Score:
Float a pretty parachute with some friends and a chair,
String them along in public with no shame but much care.
Artist’s Statement:
Beach Scene: A Performance and a Piece. This score was inspired by Allan Kaprow’s Happenings. When reading about his 18 Happenings in 6 Parts (1968), I was intrigued by the idea of blurring mundane life activities and art. In Kaprow’s piece, audience members had to switch seats to move on to the next set of Happenings that were occurring in trios. The Happenings were not linked, intriguing but also of familiar actions, engaging the audience in a way unlike anything else at the time. In class, when we went out into Centennial Commons and staged our own Happening, I loved watching the class create goals for themselves and then try to enact them with the varied paraphernalia around. I was a part of a Happening where we tried to get a parachute to fly using string and help from a chair. In doing so, we created a performance for the other students on the quad and even got a stranger to take a picture of us with a drone. The barrier between us as artists and our audience was broken in a beautiful way that moved me. The audience couldn’t tell if it was a performance or if we were just playing for fun, blurring the line between daily activities and art, much like Kaprow did.

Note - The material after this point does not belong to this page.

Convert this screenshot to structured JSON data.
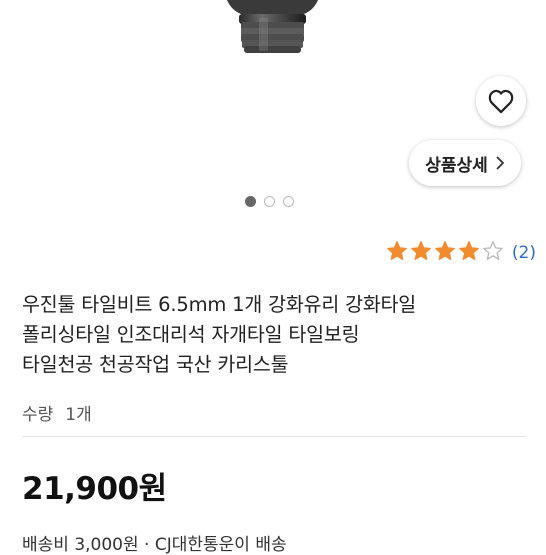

I wanted to capture this experience in a score, but I didn’t want all who partook in enacting the score to end up with the exact same result. John Cage demonstrated how introducing elements of randomness in an art piece allows for unexpected yet interesting results that I believed would foster a sense of ownership and uniqueness to the Happenings players would create using my score. It also allows for the score to be “replayed” and a different result to arise. As such, I drew inspiration from Yoko Ono’s Grapefruit in structuring a score that was simple and left much room for interpretation so that the art created was truly unique every time.

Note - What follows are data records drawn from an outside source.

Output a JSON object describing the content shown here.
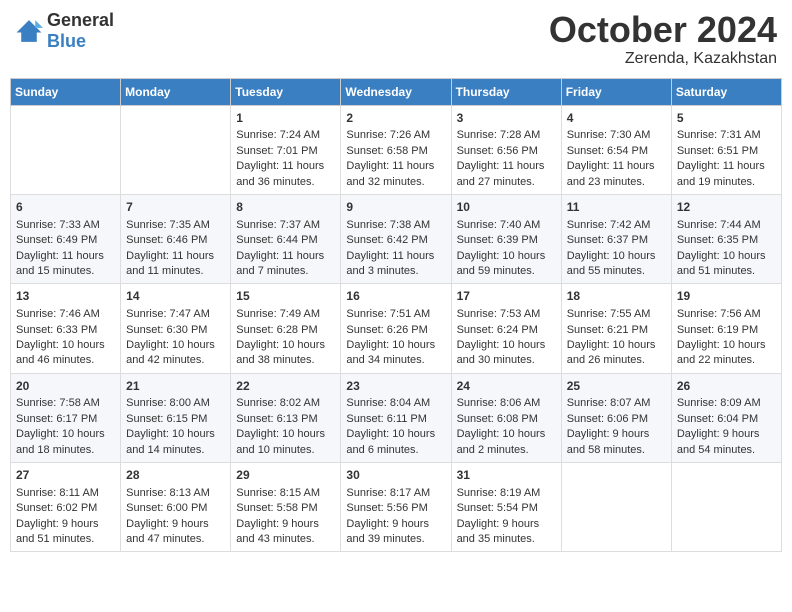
{
  "logo": {
    "general": "General",
    "blue": "Blue"
  },
  "title": "October 2024",
  "location": "Zerenda, Kazakhstan",
  "days_of_week": [
    "Sunday",
    "Monday",
    "Tuesday",
    "Wednesday",
    "Thursday",
    "Friday",
    "Saturday"
  ],
  "weeks": [
    [
      {
        "day": "",
        "sunrise": "",
        "sunset": "",
        "daylight": ""
      },
      {
        "day": "",
        "sunrise": "",
        "sunset": "",
        "daylight": ""
      },
      {
        "day": "1",
        "sunrise": "Sunrise: 7:24 AM",
        "sunset": "Sunset: 7:01 PM",
        "daylight": "Daylight: 11 hours and 36 minutes."
      },
      {
        "day": "2",
        "sunrise": "Sunrise: 7:26 AM",
        "sunset": "Sunset: 6:58 PM",
        "daylight": "Daylight: 11 hours and 32 minutes."
      },
      {
        "day": "3",
        "sunrise": "Sunrise: 7:28 AM",
        "sunset": "Sunset: 6:56 PM",
        "daylight": "Daylight: 11 hours and 27 minutes."
      },
      {
        "day": "4",
        "sunrise": "Sunrise: 7:30 AM",
        "sunset": "Sunset: 6:54 PM",
        "daylight": "Daylight: 11 hours and 23 minutes."
      },
      {
        "day": "5",
        "sunrise": "Sunrise: 7:31 AM",
        "sunset": "Sunset: 6:51 PM",
        "daylight": "Daylight: 11 hours and 19 minutes."
      }
    ],
    [
      {
        "day": "6",
        "sunrise": "Sunrise: 7:33 AM",
        "sunset": "Sunset: 6:49 PM",
        "daylight": "Daylight: 11 hours and 15 minutes."
      },
      {
        "day": "7",
        "sunrise": "Sunrise: 7:35 AM",
        "sunset": "Sunset: 6:46 PM",
        "daylight": "Daylight: 11 hours and 11 minutes."
      },
      {
        "day": "8",
        "sunrise": "Sunrise: 7:37 AM",
        "sunset": "Sunset: 6:44 PM",
        "daylight": "Daylight: 11 hours and 7 minutes."
      },
      {
        "day": "9",
        "sunrise": "Sunrise: 7:38 AM",
        "sunset": "Sunset: 6:42 PM",
        "daylight": "Daylight: 11 hours and 3 minutes."
      },
      {
        "day": "10",
        "sunrise": "Sunrise: 7:40 AM",
        "sunset": "Sunset: 6:39 PM",
        "daylight": "Daylight: 10 hours and 59 minutes."
      },
      {
        "day": "11",
        "sunrise": "Sunrise: 7:42 AM",
        "sunset": "Sunset: 6:37 PM",
        "daylight": "Daylight: 10 hours and 55 minutes."
      },
      {
        "day": "12",
        "sunrise": "Sunrise: 7:44 AM",
        "sunset": "Sunset: 6:35 PM",
        "daylight": "Daylight: 10 hours and 51 minutes."
      }
    ],
    [
      {
        "day": "13",
        "sunrise": "Sunrise: 7:46 AM",
        "sunset": "Sunset: 6:33 PM",
        "daylight": "Daylight: 10 hours and 46 minutes."
      },
      {
        "day": "14",
        "sunrise": "Sunrise: 7:47 AM",
        "sunset": "Sunset: 6:30 PM",
        "daylight": "Daylight: 10 hours and 42 minutes."
      },
      {
        "day": "15",
        "sunrise": "Sunrise: 7:49 AM",
        "sunset": "Sunset: 6:28 PM",
        "daylight": "Daylight: 10 hours and 38 minutes."
      },
      {
        "day": "16",
        "sunrise": "Sunrise: 7:51 AM",
        "sunset": "Sunset: 6:26 PM",
        "daylight": "Daylight: 10 hours and 34 minutes."
      },
      {
        "day": "17",
        "sunrise": "Sunrise: 7:53 AM",
        "sunset": "Sunset: 6:24 PM",
        "daylight": "Daylight: 10 hours and 30 minutes."
      },
      {
        "day": "18",
        "sunrise": "Sunrise: 7:55 AM",
        "sunset": "Sunset: 6:21 PM",
        "daylight": "Daylight: 10 hours and 26 minutes."
      },
      {
        "day": "19",
        "sunrise": "Sunrise: 7:56 AM",
        "sunset": "Sunset: 6:19 PM",
        "daylight": "Daylight: 10 hours and 22 minutes."
      }
    ],
    [
      {
        "day": "20",
        "sunrise": "Sunrise: 7:58 AM",
        "sunset": "Sunset: 6:17 PM",
        "daylight": "Daylight: 10 hours and 18 minutes."
      },
      {
        "day": "21",
        "sunrise": "Sunrise: 8:00 AM",
        "sunset": "Sunset: 6:15 PM",
        "daylight": "Daylight: 10 hours and 14 minutes."
      },
      {
        "day": "22",
        "sunrise": "Sunrise: 8:02 AM",
        "sunset": "Sunset: 6:13 PM",
        "daylight": "Daylight: 10 hours and 10 minutes."
      },
      {
        "day": "23",
        "sunrise": "Sunrise: 8:04 AM",
        "sunset": "Sunset: 6:11 PM",
        "daylight": "Daylight: 10 hours and 6 minutes."
      },
      {
        "day": "24",
        "sunrise": "Sunrise: 8:06 AM",
        "sunset": "Sunset: 6:08 PM",
        "daylight": "Daylight: 10 hours and 2 minutes."
      },
      {
        "day": "25",
        "sunrise": "Sunrise: 8:07 AM",
        "sunset": "Sunset: 6:06 PM",
        "daylight": "Daylight: 9 hours and 58 minutes."
      },
      {
        "day": "26",
        "sunrise": "Sunrise: 8:09 AM",
        "sunset": "Sunset: 6:04 PM",
        "daylight": "Daylight: 9 hours and 54 minutes."
      }
    ],
    [
      {
        "day": "27",
        "sunrise": "Sunrise: 8:11 AM",
        "sunset": "Sunset: 6:02 PM",
        "daylight": "Daylight: 9 hours and 51 minutes."
      },
      {
        "day": "28",
        "sunrise": "Sunrise: 8:13 AM",
        "sunset": "Sunset: 6:00 PM",
        "daylight": "Daylight: 9 hours and 47 minutes."
      },
      {
        "day": "29",
        "sunrise": "Sunrise: 8:15 AM",
        "sunset": "Sunset: 5:58 PM",
        "daylight": "Daylight: 9 hours and 43 minutes."
      },
      {
        "day": "30",
        "sunrise": "Sunrise: 8:17 AM",
        "sunset": "Sunset: 5:56 PM",
        "daylight": "Daylight: 9 hours and 39 minutes."
      },
      {
        "day": "31",
        "sunrise": "Sunrise: 8:19 AM",
        "sunset": "Sunset: 5:54 PM",
        "daylight": "Daylight: 9 hours and 35 minutes."
      },
      {
        "day": "",
        "sunrise": "",
        "sunset": "",
        "daylight": ""
      },
      {
        "day": "",
        "sunrise": "",
        "sunset": "",
        "daylight": ""
      }
    ]
  ]
}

The title includes “Beach Scene” so as to get artists to think about the beach and potentially performing it there, although the actual location of the performance isn’t too important. Beaches do, however, have lots of wind and water, both of which can be used for the ‘floating’ exercise mentioned in the score. I implored players to ‘float’ (up to their interpretation) a ‘pretty parachute’ (also up to their interpretation) with friends a a chair. The number of friends is left unknown as is how the chair is used. In getting players to reach a goal that is somewhat confusing or non-sensical, they have to be creative and end up making something unique. The phrase “String them along in public with no shame but much care.” not only rhymes with the line above to encourage non-literal thinking, but also uses string as a verb, alluding to our use of string in the original Happening. I also instruct that the Happening be enacted in public with no shame so that players don’t try to hide. This inadvertently include their audience in the performance and introduces an element of randomness. It’s likely that someone outside of the original group of friends will interact with the Happening or at least watch and comment from afar. Lastly, I implore the players to float the parachute with much care, hoping that they take the time to consider the affordances of the parachute and the way they are framed during the performance.

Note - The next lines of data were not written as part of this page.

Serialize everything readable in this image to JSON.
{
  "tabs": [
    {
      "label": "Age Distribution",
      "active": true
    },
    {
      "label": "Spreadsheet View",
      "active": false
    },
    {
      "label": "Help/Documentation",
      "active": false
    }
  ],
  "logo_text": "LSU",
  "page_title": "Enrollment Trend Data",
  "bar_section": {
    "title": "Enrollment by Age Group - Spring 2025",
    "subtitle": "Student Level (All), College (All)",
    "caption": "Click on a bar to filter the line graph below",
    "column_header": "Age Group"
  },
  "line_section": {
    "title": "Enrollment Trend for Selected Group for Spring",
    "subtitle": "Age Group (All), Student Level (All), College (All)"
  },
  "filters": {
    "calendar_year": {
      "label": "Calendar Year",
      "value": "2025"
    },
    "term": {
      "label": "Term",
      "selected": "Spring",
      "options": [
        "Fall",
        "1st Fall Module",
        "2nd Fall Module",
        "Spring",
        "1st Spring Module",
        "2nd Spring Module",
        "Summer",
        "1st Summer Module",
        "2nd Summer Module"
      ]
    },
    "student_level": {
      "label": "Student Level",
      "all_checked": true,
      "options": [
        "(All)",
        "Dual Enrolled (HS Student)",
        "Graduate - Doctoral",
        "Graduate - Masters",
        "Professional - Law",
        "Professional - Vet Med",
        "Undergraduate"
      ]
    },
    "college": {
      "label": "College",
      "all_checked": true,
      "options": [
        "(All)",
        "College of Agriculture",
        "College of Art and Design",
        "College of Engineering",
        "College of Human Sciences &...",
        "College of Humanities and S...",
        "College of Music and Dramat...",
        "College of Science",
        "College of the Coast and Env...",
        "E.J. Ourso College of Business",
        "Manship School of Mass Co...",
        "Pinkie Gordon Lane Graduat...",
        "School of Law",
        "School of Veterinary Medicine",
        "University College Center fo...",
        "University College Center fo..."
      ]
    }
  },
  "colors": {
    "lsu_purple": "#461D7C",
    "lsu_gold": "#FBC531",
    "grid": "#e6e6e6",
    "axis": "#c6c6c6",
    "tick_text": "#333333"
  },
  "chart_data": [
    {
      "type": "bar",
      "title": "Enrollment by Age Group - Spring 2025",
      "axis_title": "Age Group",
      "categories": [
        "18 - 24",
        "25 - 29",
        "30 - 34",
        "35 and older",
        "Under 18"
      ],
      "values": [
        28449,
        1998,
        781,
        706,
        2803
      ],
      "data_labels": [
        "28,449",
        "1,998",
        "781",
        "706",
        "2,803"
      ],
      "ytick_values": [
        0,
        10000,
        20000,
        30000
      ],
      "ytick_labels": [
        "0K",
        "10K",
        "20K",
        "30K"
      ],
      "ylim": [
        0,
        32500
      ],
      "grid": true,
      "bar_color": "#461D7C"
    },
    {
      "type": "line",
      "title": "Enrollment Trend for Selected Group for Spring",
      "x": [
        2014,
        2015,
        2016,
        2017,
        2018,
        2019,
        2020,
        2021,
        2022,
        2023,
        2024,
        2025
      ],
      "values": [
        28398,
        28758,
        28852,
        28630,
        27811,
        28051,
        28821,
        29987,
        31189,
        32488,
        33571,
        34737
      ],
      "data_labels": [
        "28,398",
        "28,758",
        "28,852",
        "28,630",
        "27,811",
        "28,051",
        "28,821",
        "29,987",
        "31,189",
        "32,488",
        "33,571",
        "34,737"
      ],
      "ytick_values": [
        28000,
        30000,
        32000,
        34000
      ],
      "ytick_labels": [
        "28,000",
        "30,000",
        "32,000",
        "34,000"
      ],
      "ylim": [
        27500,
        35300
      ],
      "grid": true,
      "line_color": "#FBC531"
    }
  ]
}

When I playtested this score in class, the results were wonderful. The playtesters ‘strung along’ a passerby who they recognized and got them to sit in a chair that they then engulfed with the parachute. They then tried to get the parachute to float in the wind before running underneath it and trying not to get trapped. The performers made a game, one that was interesting to watch and blurred the line between art and daily play. As such, I think the score was a success!